Antigens are organisms or molecules that are recognized by and stimulate the immune system.

Antibodies

Antibodies are proteins produced by lymphocytes (white blood cells) and circulate in the blood plasma, where they attach to specific antigens and initiate their destruction.

Antibiotics

Antibiotics are chemicals of biological or synthetic origin that kill bacteria or prevent their multiplication. Dr. Fleming observed that contaminated lab cultures with a fungus had an uninfected area surrounding the fungus. After years of research, penicillin was isolated. Since then, other antibiotics have been discovered from living organisms and synthesized in laboratories.

Antivirals

Antivirals act on viruses. However, it is not easy to create a drug that can end a viral infection because viruses are not cells and reproduce inside cells. The few existing antiviral drugs aim to prevent the virus from entering the cell or spreading to other cells.

Drug Resistance

One factor influencing the emergence and re-emergence of infectious diseases is bacterial resistance to antibiotics. Resistance occurs through:

  • Mutation: Spontaneous changes in genetic makeup can confer resistance.
  • Gene Exchange: Bacteria can exchange genetic information, spreading resistance.

The selection and spread of resistant bacteria are facilitated by:

  • Incorrect treatments (overuse or insufficient use of antibiotics)
  • Use of antibiotics in plants and other animals

New Drugs

Preclinical Research and Development

Natural substances are selected, or new molecules are designed and tested for activity and toxicity.

Clinical Stage

Testing is done in three phases with volunteers:

  1. Phase 1: Small groups of healthy volunteers to check for harmful effects.
  2. Phase 2: Small group of untreated patients to assess efficacy and dosage.
  3. Phase 3: Larger group of patients if previous requirements are met.

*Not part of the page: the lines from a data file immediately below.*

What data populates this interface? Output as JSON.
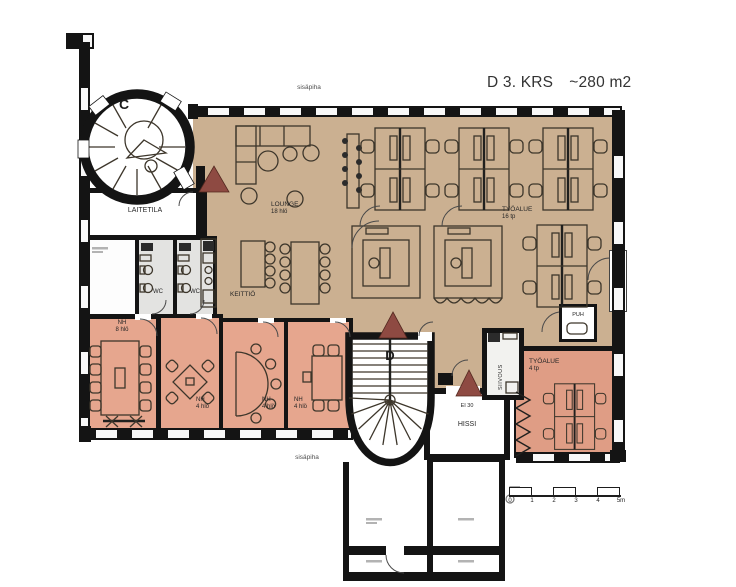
{
  "title": {
    "name": "D 3. KRS",
    "area": "~280 m2"
  },
  "site_labels": {
    "courtyard_top": "sisäpiha",
    "courtyard_bottom": "sisäpiha"
  },
  "stairwells": {
    "c": "C",
    "d": "D"
  },
  "rooms": {
    "laitetila": {
      "label": "LAITETILA"
    },
    "lounge": {
      "label": "LOUNGE",
      "capacity": "18 hlö"
    },
    "tyoalue_16": {
      "label": "TYÖALUE",
      "capacity": "16 tp"
    },
    "keittio": {
      "label": "KEITTIÖ"
    },
    "wc_left": {
      "label": "WC"
    },
    "wc_right": {
      "label": "WC"
    },
    "nh_8": {
      "label": "NH",
      "capacity": "8 hlö"
    },
    "nh_4a": {
      "label": "NH",
      "capacity": "4 hlö"
    },
    "nh_4b": {
      "label": "NH",
      "capacity": "4 hlö"
    },
    "nh_4c": {
      "label": "NH",
      "capacity": "4 hlö"
    },
    "hissi": {
      "label": "HISSI",
      "fire_rating": "EI 30"
    },
    "siivous": {
      "label": "SIIVOUS"
    },
    "puh": {
      "label": "PUH"
    },
    "tyoalue_4": {
      "label": "TYÖALUE",
      "capacity": "4 tp"
    }
  },
  "scale_bar": {
    "ticks": [
      "0",
      "1",
      "2",
      "3",
      "4",
      "5m"
    ]
  },
  "colors": {
    "open_area": "#cbb091",
    "meeting_room": "#e6a68e",
    "work_area_small": "#df9d85",
    "wc_floor": "#e3e3e1",
    "siivous_floor": "#f2f2ef",
    "alert_triangle": "#8e4a42",
    "wall": "#141414"
  }
}
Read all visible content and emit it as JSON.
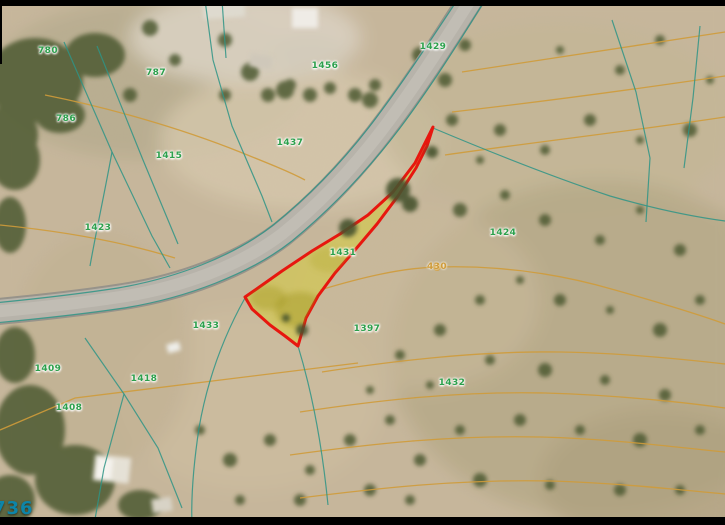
{
  "map": {
    "highlighted_parcel_number": "1431",
    "corner_label": "736"
  },
  "colors": {
    "parcel_outline": "#e7170f",
    "parcel_fill": "#d8ce2e",
    "cadastral_line": "#2e9486",
    "contour_line": "#cf9b3a",
    "parcel_label_text": "#2ca04c",
    "corner_label_text": "#0d85a8"
  },
  "parcel_labels": [
    {
      "text": "780",
      "x": 48,
      "y": 51,
      "kind": "parcel"
    },
    {
      "text": "787",
      "x": 156,
      "y": 73,
      "kind": "parcel"
    },
    {
      "text": "786",
      "x": 66,
      "y": 119,
      "kind": "parcel"
    },
    {
      "text": "1415",
      "x": 169,
      "y": 156,
      "kind": "parcel"
    },
    {
      "text": "1423",
      "x": 98,
      "y": 228,
      "kind": "parcel"
    },
    {
      "text": "1456",
      "x": 325,
      "y": 66,
      "kind": "parcel"
    },
    {
      "text": "1429",
      "x": 433,
      "y": 47,
      "kind": "parcel"
    },
    {
      "text": "1437",
      "x": 290,
      "y": 143,
      "kind": "parcel"
    },
    {
      "text": "1431",
      "x": 343,
      "y": 253,
      "kind": "parcel"
    },
    {
      "text": "1424",
      "x": 503,
      "y": 233,
      "kind": "parcel"
    },
    {
      "text": "1433",
      "x": 206,
      "y": 326,
      "kind": "parcel"
    },
    {
      "text": "1397",
      "x": 367,
      "y": 329,
      "kind": "parcel"
    },
    {
      "text": "1432",
      "x": 452,
      "y": 383,
      "kind": "parcel"
    },
    {
      "text": "1409",
      "x": 48,
      "y": 369,
      "kind": "parcel"
    },
    {
      "text": "1418",
      "x": 144,
      "y": 379,
      "kind": "parcel"
    },
    {
      "text": "1408",
      "x": 69,
      "y": 408,
      "kind": "parcel"
    },
    {
      "text": "430",
      "x": 437,
      "y": 267,
      "kind": "contour"
    }
  ]
}
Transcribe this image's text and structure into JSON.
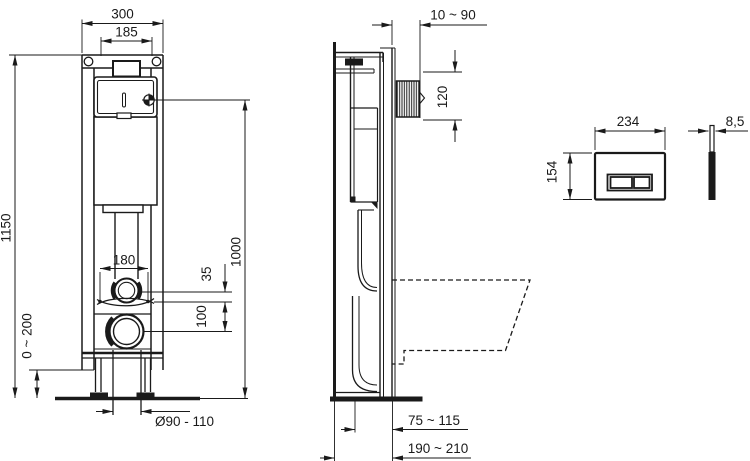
{
  "drawing": {
    "title": "concealed-cistern-frame-installation-drawing",
    "line_color": "#1a1a1a",
    "background": "#ffffff",
    "front_view": {
      "overall_width": "300",
      "tank_width": "185",
      "frame_height": "1150",
      "inlet_height": "1000",
      "fixing_width": "180",
      "offset_top": "35",
      "offset_bottom": "100",
      "leg_adjust": "0 ~ 200",
      "outlet_diameter": "Ø90 - 110"
    },
    "side_view": {
      "wall_distance": "10 ~ 90",
      "cutout_height": "120",
      "bowl_offset": "75 ~ 115",
      "depth_range": "190 ~ 210"
    },
    "flush_plate": {
      "width": "234",
      "height": "154",
      "thickness": "8,5"
    }
  }
}
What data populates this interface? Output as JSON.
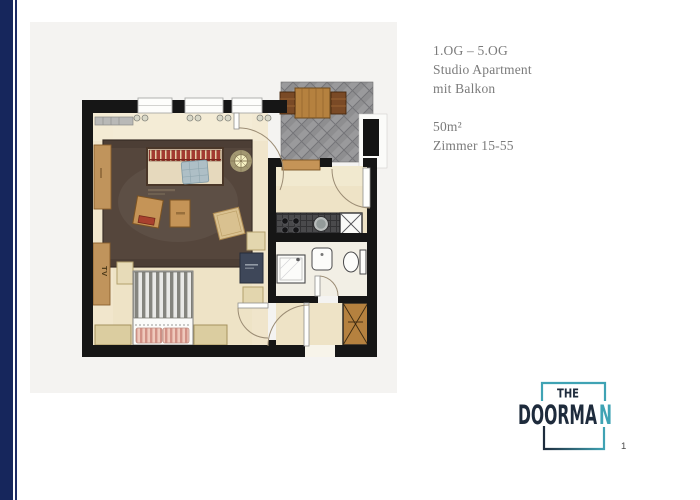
{
  "page": {
    "background": "#ffffff",
    "accent_bar_color": "#16265c",
    "page_number": "1"
  },
  "info": {
    "text_color": "#7b7b7b",
    "lines": [
      "1.OG – 5.OG",
      "Studio Apartment",
      "mit Balkon",
      "50m²",
      "Zimmer 15-55"
    ]
  },
  "logo": {
    "top_word": "THE",
    "main_dark": "DOORMA",
    "main_accent": "N",
    "navy": "#1e2b3c",
    "teal": "#3fa3b4"
  },
  "floorplan": {
    "canvas_bg": "#f4f3f1",
    "wall_color": "#161616",
    "floor_color": "#eee3c6",
    "rug_color": "#55463c",
    "wood_color": "#c59457",
    "balcony_brick_color": "#97979b",
    "labels": {
      "tv": "TV"
    }
  }
}
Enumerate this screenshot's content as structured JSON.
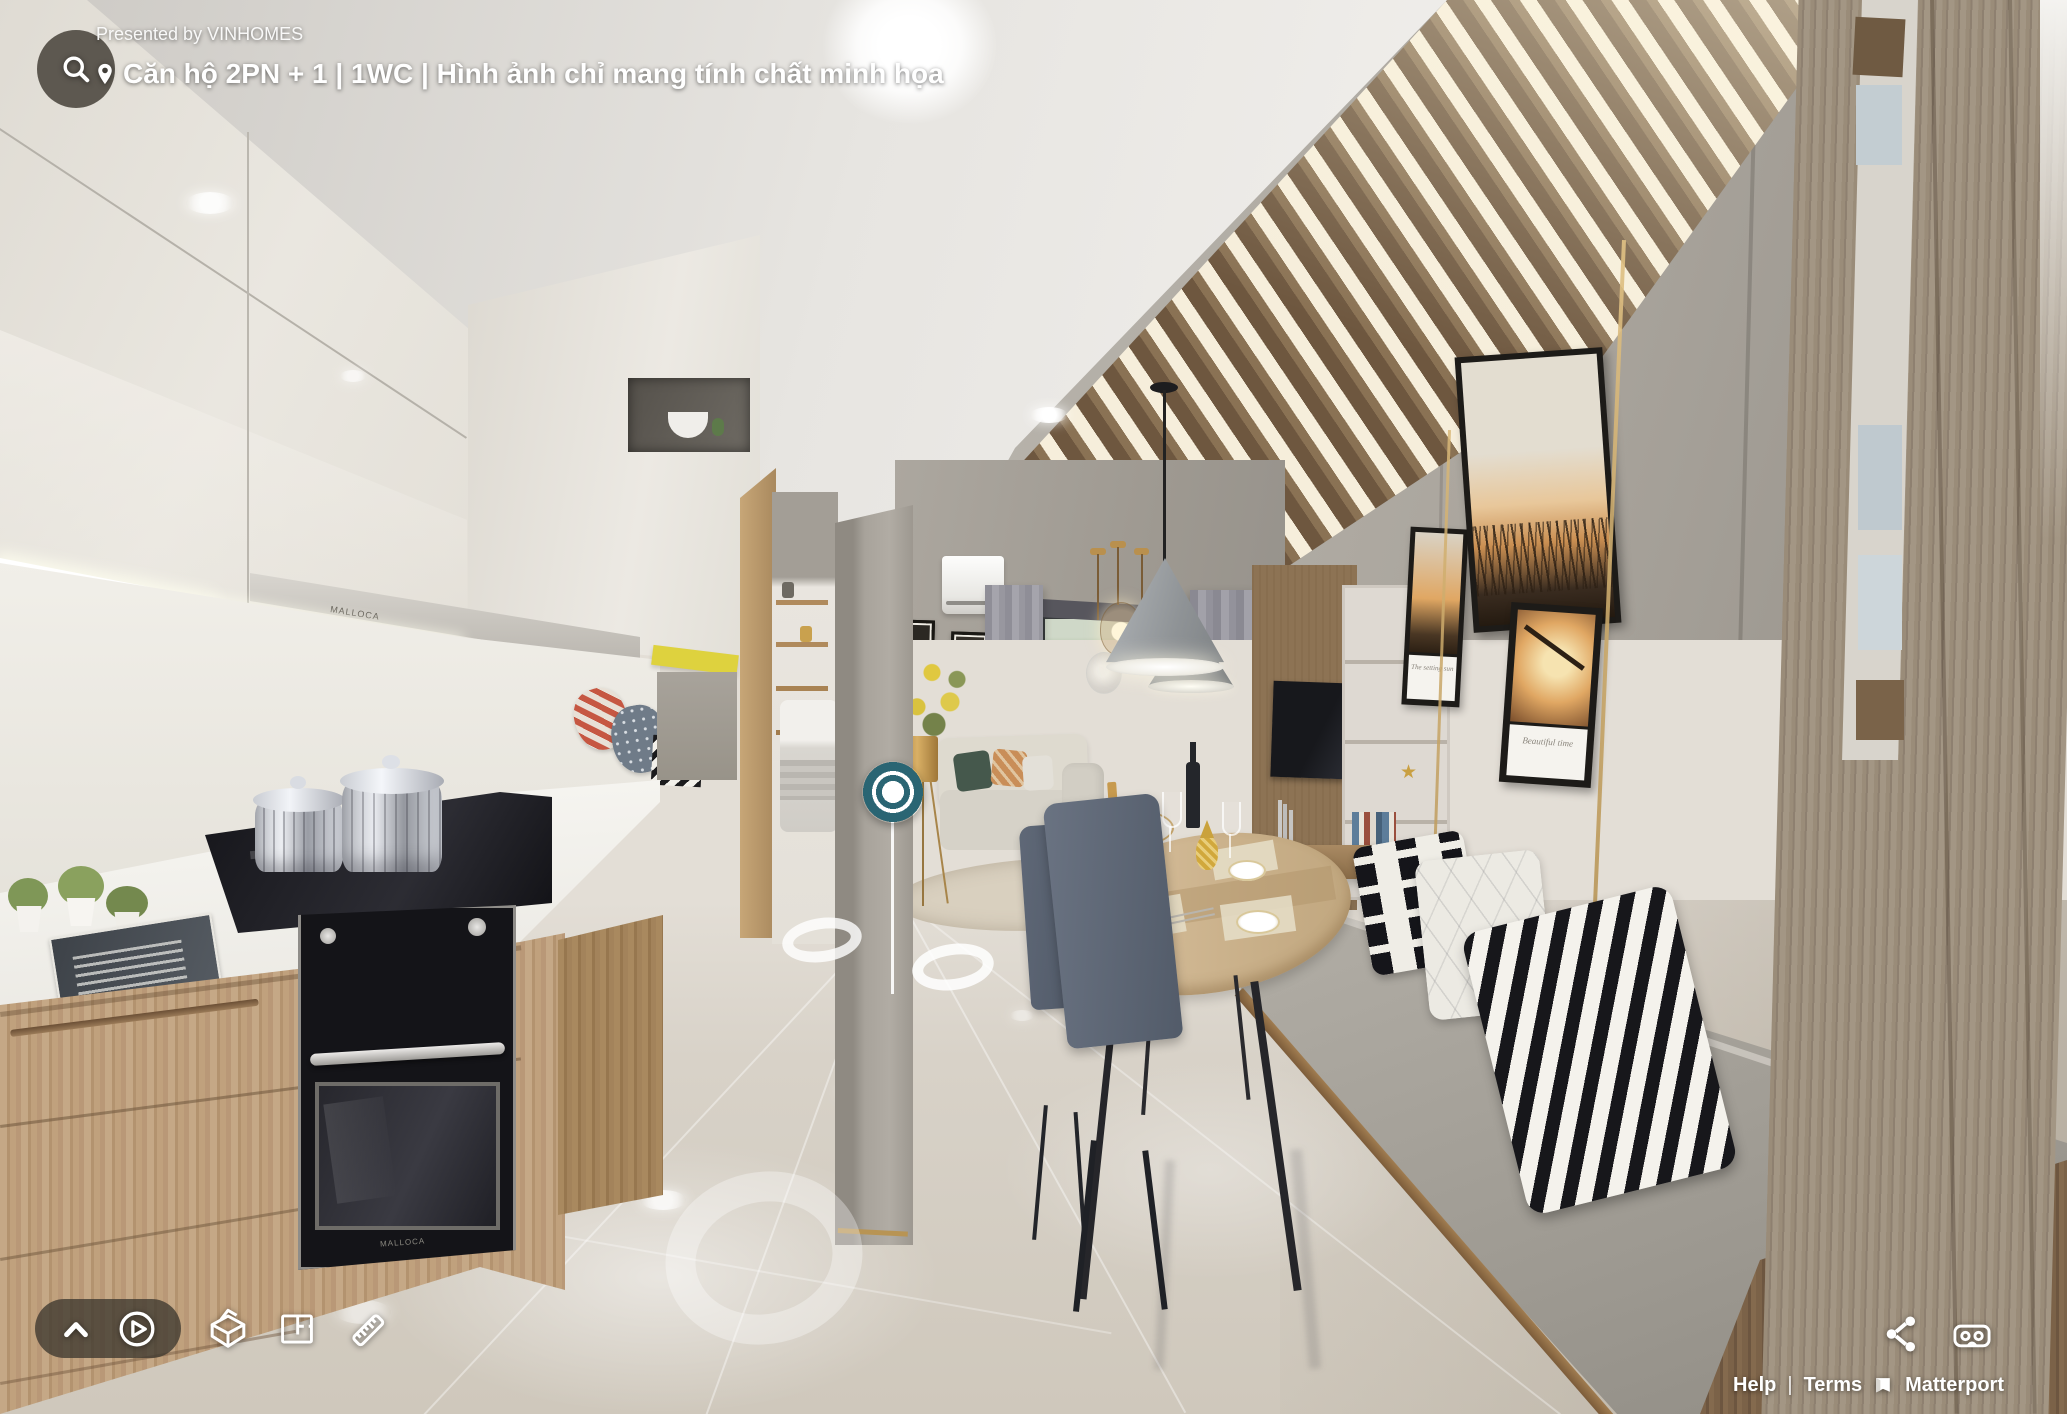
{
  "header": {
    "presented_by": "Presented by VINHOMES",
    "location_title": "Căn hộ 2PN + 1 | 1WC | Hình ảnh chỉ mang tính chất minh họa"
  },
  "controls": {
    "left": [
      {
        "id": "expand",
        "icon": "chevron-up-icon"
      },
      {
        "id": "play",
        "icon": "play-circle-icon"
      },
      {
        "id": "dollhouse",
        "icon": "dollhouse-icon"
      },
      {
        "id": "floorplan",
        "icon": "floorplan-icon"
      },
      {
        "id": "measure",
        "icon": "ruler-icon"
      }
    ],
    "right": [
      {
        "id": "share",
        "icon": "share-icon"
      },
      {
        "id": "vr",
        "icon": "vr-headset-icon"
      }
    ]
  },
  "footer": {
    "help": "Help",
    "separator": "|",
    "terms": "Terms",
    "brand": "Matterport"
  },
  "scene": {
    "appliance_brand": "MALLOCA",
    "pictures": {
      "caption_small": "The setting sun",
      "caption_medium": "Beautiful time"
    },
    "colors": {
      "accent_teal": "#2a6573",
      "nav_ring_white": "rgba(255,255,255,0.8)",
      "ui_pill": "rgba(62,56,48,0.78)"
    }
  }
}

How Does the Flu Virus Work and Multiply?

The flu virus is characterized by:

  • Genetic information distributed in 8 small RNA molecules.
  • An envelope carrying two types of molecules that define virus types.

Multiplication:

  1. The virus attaches to a cell membrane.
  2. The virus enters the cell by endocytosis.
  3. Viral and cell membranes fuse, releasing viral RNA.
  4. The cell makes copies of the viral genetic information and builds new viruses.

Why Does the Flu Vaccine Change?

Influenza viruses constantly change due to mutations in their genes. These mutations can alter the envelope molecules, rendering previous antibodies ineffective.

Surveillance Networks

To track the evolution and detect new disease germs, worldwide surveillance systems have been implemented. The WHO has developed the GOARN alert system, which centralizes information from public authorities, researchers, and NGOs.

Prevention of Bioterrorism

To prevent possible attacks, many countries have implemented prevention programs ranging from laboratory surveillance to vaccine storage to address germs before they affect an unimmunized population. However, the risks are limited by the difficulty of such attacks.